Owey Island (Eastern End)

Added: 2011-11-04
Landing on Cladagharoan Sea Stack

 The north coast of Owey Island contains a superb collection of seven single pitch sea stacks.

 Access is by the clifftop walk north along the coast from the wee harbour and campsite at the south east tip of the island. All the stacks require abseil approach to sea level and varying lengths of sea passage. The north west coast of Owey is prone to monster sea motion and 40 footers of crashing green is a common occurrence along this coastline. 

 The first climbing location is found after following the coast for approximately 400m until you are facing the south face of the spectacular  "Tor Lice Riseach." (the rock of the flags of thong weed) There are currently only two recorded routes on these two spectacular stacks, and there is room for many more. The sea cliff facing on to the stacks have seen sporadic development  over many years and there is a range of recorded routes from Severe to E2. All routes require an abseil approach, thankfully the cliff tops are solid and suitable anchors are plentiful. 

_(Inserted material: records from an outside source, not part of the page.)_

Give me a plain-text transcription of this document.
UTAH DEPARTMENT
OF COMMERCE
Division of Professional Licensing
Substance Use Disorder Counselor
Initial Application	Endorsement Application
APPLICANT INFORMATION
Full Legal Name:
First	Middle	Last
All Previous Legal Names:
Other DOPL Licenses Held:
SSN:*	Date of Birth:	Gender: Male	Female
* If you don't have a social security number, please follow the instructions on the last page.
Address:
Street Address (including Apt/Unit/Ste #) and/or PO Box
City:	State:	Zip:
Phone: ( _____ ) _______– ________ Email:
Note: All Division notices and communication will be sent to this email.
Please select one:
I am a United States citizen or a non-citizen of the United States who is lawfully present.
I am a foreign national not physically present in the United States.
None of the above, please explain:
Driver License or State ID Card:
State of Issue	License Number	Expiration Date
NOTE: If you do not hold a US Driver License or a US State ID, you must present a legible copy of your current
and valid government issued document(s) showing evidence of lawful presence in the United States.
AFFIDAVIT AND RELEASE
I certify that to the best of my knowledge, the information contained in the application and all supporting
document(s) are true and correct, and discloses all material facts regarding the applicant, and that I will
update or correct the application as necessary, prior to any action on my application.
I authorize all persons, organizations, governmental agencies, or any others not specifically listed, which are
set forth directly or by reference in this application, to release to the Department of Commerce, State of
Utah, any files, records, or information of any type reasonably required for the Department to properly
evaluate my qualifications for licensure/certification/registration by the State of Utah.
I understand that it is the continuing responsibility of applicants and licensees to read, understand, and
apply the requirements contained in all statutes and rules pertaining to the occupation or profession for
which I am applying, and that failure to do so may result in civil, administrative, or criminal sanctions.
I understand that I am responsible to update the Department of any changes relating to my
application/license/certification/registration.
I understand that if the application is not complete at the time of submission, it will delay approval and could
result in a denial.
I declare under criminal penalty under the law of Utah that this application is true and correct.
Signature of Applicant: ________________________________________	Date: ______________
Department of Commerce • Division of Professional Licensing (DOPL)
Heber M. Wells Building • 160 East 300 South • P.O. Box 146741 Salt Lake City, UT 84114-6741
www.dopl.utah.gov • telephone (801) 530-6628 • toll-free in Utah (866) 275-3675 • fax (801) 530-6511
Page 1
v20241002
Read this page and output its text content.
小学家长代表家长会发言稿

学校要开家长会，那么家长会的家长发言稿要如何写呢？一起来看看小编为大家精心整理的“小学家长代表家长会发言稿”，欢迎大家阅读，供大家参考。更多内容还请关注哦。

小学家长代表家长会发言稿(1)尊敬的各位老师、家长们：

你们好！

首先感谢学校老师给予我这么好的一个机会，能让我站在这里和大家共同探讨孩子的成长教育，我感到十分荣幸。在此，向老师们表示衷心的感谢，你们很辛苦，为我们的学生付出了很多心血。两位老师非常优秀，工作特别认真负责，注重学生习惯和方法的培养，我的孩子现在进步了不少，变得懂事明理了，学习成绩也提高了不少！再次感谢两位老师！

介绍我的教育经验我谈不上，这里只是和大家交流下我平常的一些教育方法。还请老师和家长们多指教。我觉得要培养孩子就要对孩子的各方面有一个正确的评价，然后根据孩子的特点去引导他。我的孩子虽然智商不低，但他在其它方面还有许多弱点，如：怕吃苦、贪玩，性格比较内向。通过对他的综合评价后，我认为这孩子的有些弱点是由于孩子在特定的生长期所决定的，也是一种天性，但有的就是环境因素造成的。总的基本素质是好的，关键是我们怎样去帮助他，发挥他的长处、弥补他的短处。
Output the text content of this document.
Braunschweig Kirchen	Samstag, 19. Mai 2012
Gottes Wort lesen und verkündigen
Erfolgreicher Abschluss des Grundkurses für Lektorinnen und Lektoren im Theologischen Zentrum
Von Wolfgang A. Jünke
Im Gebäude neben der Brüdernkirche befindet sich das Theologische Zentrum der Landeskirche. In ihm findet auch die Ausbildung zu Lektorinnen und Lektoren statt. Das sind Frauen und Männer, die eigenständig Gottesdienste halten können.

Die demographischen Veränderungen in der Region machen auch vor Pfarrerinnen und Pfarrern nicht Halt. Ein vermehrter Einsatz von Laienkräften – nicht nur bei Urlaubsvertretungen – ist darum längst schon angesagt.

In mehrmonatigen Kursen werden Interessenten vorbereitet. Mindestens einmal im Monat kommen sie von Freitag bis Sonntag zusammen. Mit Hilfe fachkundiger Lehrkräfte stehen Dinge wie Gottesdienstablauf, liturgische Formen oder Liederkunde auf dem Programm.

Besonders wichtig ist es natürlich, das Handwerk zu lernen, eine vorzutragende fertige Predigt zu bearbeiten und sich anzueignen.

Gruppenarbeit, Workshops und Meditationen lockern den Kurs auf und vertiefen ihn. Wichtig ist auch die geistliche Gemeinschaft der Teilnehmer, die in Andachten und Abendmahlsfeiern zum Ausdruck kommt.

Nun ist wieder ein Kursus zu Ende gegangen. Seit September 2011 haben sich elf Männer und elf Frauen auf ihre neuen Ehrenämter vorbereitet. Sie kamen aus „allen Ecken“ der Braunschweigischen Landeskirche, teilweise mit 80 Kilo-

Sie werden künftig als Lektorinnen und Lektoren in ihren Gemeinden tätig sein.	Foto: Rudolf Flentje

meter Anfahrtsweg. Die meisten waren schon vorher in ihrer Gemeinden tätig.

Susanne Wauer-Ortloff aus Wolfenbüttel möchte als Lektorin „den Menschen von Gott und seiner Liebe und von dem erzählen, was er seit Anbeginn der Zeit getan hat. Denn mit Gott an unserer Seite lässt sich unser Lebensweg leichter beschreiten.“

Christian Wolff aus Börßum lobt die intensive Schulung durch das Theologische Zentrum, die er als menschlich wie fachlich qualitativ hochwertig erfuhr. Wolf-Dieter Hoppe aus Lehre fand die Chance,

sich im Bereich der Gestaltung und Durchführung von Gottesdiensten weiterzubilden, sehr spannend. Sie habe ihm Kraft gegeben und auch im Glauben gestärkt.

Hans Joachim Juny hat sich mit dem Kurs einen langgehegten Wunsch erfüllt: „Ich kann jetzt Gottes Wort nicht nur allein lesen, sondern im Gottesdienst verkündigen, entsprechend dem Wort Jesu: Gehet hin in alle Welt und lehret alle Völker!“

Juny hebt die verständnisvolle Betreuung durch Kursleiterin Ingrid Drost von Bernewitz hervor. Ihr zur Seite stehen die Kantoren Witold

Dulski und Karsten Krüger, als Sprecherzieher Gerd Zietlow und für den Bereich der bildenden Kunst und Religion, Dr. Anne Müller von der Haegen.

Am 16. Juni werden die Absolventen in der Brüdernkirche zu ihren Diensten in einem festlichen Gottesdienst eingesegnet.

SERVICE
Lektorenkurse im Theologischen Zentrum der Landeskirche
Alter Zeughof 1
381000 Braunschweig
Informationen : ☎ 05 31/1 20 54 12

 Follow the coast for a further 600m up and over the wee summit and descent down to the clifftops overlooking Cladagharoan, the bay of Seals. This outstanding wee bay is hemmed in on it's north side by a spectacular rock ridge containing an excellent sea arch. The bay is hemmed in to the south by a wall of unclimbed 50m sea cliffs.

 Sitting out to sea facing the southern end of the bay is a 30m sea stack whose land ward face holds a route at severe up a groove at it's northern end. The sea ward face of the stack provides excellent blocky scranbling to its summit.

 The star attraction of Cladagharoan is without doubt "Stackamillion" a very pecarious looking needle stack in the centre of the bay. This stack was first climbed by two visiting Polish climbers in 2003 by a steep E2 groove at the top of the land ward slabs at the base of the stack. The climbing is excellent and very absorbing taking you to a very small summit stance and a perfect abseil block for the descent.

 A further 300m along the coast and in a much more innaccessible loaction is two excellent sea stacks at the base of a perfect 50 slab. The more obvious "Big Block" stack or Cosceim (step) sits 30m out to sea from the base of the slabs and requires a very calm sea for safe landing. To the south of "Cosceim" is an excellent 15m spire who lives in a very difficult to access location as the confliction tides around it's base make for a very atmospheric approach under most sea conditions.

 The 50m slabs on the sea cliffs on the mainland of Owey facing these two stacks contain three excellent routes on near perfect granite. They require an abseil approach and great care with prevailing sea conditions.